Milano, 19 luglio – Non sarà la green economy di Obama e neppure la nuova voglia di nucleare più
o meno civile a cambiare le carte della geopolitica internazionale. La nuova rivoluzione alle porte,
che sta facendo tremare i polsi a Mosca come a Teheran, si chiama “shale gas” ed è noto ai più
come “gas non convenzionale”. Non convenzionale perché, a differenza del fratello più noto, è
contenuto negli scisti d’argilla, nei letti di carbone e nelle sabbie compatte. E oggi si può estrarre
con tecnologie meno costose.
Con la fine del petrolio in un futuro non troppo lontano e la rapida ascesa del gas naturale per la
generazione termoelettrica, i leader di Russia e Iran pensavano che nulla (forse solo la guerra)
potesse ostacolare la loro leadership sul mercato dell’oro blu. Fino a oggi, appunto, perché negli
Stati Uniti qualcuno ha deciso di investire in ricerca scoprendo che da quei giacimenti atipici era
possibile ottenere riserve fino a quattro volte quelle esistenti (e questo si sapeva già), ma soprattutto
era necessario mettere a punto un metodo di estrazione a costi competitivi con quelli dei giacimenti
tradizionali. E la novità, forse in grado di modificare gli equilibri energetici globali, sta
nell’applicazione contemporanea di due tecniche: la prima è la trivellazione orizzontale, che
aumenta l’area da cui può essere estratto il metano; la seconda è l’acqua sparata ad alta pressione
nel pozzo, mista ad acidi chimici, che frantuma le rocce e libera il metano che contengono.
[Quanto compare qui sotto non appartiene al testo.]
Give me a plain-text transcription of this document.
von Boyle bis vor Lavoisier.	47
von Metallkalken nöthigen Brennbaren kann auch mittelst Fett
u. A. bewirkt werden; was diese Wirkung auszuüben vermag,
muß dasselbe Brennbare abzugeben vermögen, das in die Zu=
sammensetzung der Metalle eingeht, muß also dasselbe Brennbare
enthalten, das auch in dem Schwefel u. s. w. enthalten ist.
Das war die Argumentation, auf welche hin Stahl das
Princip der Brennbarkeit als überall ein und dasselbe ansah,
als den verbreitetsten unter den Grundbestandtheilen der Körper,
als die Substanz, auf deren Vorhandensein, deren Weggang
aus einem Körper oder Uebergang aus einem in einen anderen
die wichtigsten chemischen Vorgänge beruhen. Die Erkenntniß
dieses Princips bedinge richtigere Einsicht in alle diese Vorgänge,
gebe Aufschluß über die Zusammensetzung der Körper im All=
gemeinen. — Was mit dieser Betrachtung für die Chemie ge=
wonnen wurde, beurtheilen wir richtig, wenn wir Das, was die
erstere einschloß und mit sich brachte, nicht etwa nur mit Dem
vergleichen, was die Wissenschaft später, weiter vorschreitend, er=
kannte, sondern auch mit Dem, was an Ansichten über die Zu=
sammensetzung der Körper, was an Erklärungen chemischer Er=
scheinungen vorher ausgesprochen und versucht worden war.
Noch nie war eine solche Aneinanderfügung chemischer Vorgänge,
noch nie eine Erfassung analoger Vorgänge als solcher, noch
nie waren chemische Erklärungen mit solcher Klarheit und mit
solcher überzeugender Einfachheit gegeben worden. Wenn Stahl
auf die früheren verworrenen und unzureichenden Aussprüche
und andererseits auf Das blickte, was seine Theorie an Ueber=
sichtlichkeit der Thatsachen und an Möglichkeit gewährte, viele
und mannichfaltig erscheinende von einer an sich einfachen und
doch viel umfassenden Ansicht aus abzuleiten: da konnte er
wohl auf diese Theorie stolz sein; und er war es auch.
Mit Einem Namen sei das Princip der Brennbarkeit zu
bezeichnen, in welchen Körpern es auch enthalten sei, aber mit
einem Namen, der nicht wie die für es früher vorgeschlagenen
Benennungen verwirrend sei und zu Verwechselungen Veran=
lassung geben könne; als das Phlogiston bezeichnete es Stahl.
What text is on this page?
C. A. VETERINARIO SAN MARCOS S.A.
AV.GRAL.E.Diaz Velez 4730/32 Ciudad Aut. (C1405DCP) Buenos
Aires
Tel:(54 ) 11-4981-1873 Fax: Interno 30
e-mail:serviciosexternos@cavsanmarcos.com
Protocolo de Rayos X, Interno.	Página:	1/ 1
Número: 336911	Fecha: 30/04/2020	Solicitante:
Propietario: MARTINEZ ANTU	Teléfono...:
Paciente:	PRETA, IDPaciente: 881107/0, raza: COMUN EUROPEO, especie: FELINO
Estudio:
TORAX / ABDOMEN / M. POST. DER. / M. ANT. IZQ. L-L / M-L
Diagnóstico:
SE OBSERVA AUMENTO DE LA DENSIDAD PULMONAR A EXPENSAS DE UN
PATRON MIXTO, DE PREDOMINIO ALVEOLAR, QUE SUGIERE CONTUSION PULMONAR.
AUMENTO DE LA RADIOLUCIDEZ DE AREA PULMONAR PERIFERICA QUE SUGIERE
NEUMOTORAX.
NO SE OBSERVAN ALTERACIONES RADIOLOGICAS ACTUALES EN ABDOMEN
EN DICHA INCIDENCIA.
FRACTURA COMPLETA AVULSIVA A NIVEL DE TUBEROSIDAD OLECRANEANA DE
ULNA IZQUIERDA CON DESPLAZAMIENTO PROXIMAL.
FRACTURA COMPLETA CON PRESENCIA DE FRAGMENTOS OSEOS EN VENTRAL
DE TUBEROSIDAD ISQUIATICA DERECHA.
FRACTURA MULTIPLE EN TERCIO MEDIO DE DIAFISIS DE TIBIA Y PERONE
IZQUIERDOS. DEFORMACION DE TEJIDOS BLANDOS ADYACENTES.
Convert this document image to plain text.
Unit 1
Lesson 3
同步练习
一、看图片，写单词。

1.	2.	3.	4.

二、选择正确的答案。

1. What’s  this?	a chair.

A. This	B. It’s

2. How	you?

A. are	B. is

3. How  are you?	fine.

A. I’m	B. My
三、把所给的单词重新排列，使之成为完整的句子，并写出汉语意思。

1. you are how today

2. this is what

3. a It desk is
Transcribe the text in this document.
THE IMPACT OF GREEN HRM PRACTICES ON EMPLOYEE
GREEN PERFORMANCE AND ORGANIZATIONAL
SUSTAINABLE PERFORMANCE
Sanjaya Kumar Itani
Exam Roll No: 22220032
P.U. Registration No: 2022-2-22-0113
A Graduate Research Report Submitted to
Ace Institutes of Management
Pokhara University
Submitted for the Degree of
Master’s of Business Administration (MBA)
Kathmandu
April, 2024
Questo
diabolico uno-due sembra aver rianimato di colpo tutto le compagnie gas&oil.
Le quantità, secondo le ultime stime, sono in effetti di tutto rispetto. E se negli Stati Uniti, dove lo
shale gas sta vivendo un boom, le riserve appaiono in grado di assicurare cento anni di consumi,
secondo uno studio del National petroleum council britannico, nell’Europa centrale e orientale ci
sono riserve dell’altro metano equivalenti a 92 miliardi di barili di petrolio, uno dei più grandi hot
spot del pianeta. Una recente ricerca della Shell evidenzia poi che le riserve di gas non
convenzionale in Europa potrebbero arrivare a 1.200 trilioni di piedi cubi, vale a dire cinque volte
l’ammontare delle riserve comprovate. Con queste cifre è scattata allora la grande corsa da parte
delle major. La più grande operazione finanziaria, in campo energetico, degli ultimi quattro anni è
l’acquisizione da parte di Exxon, per la cospicua cifra di oltre 30 miliardi di dollari, di Xto, una
società specializzata proprio nel gas non convenzionale. Ma anche Shell, Chevron (in Polonia e
Bulgaria), Bp (almeno fino all’ecotragedia), Total e la norvegese Statoil sono entrate nel settore. E
la nostra Eni? Non si è tirata indietro. Ha già fatto un investimento in Texas, soprattutto per
acquisire know-how. Ad Alliance, vicino Dallas - dove sono presenti circa 13mila acri con una
produzione pari a 106 mmcf/d (milioni di piedi cubi di gas al giorno) destinata a salire a 250
mmcf/d entro il 2012 - si è unita alla compagnia indipendente Quicksilver. Inoltre, è già pronto un
accordo per sfruttare l’altro metano della vicina Tunisia.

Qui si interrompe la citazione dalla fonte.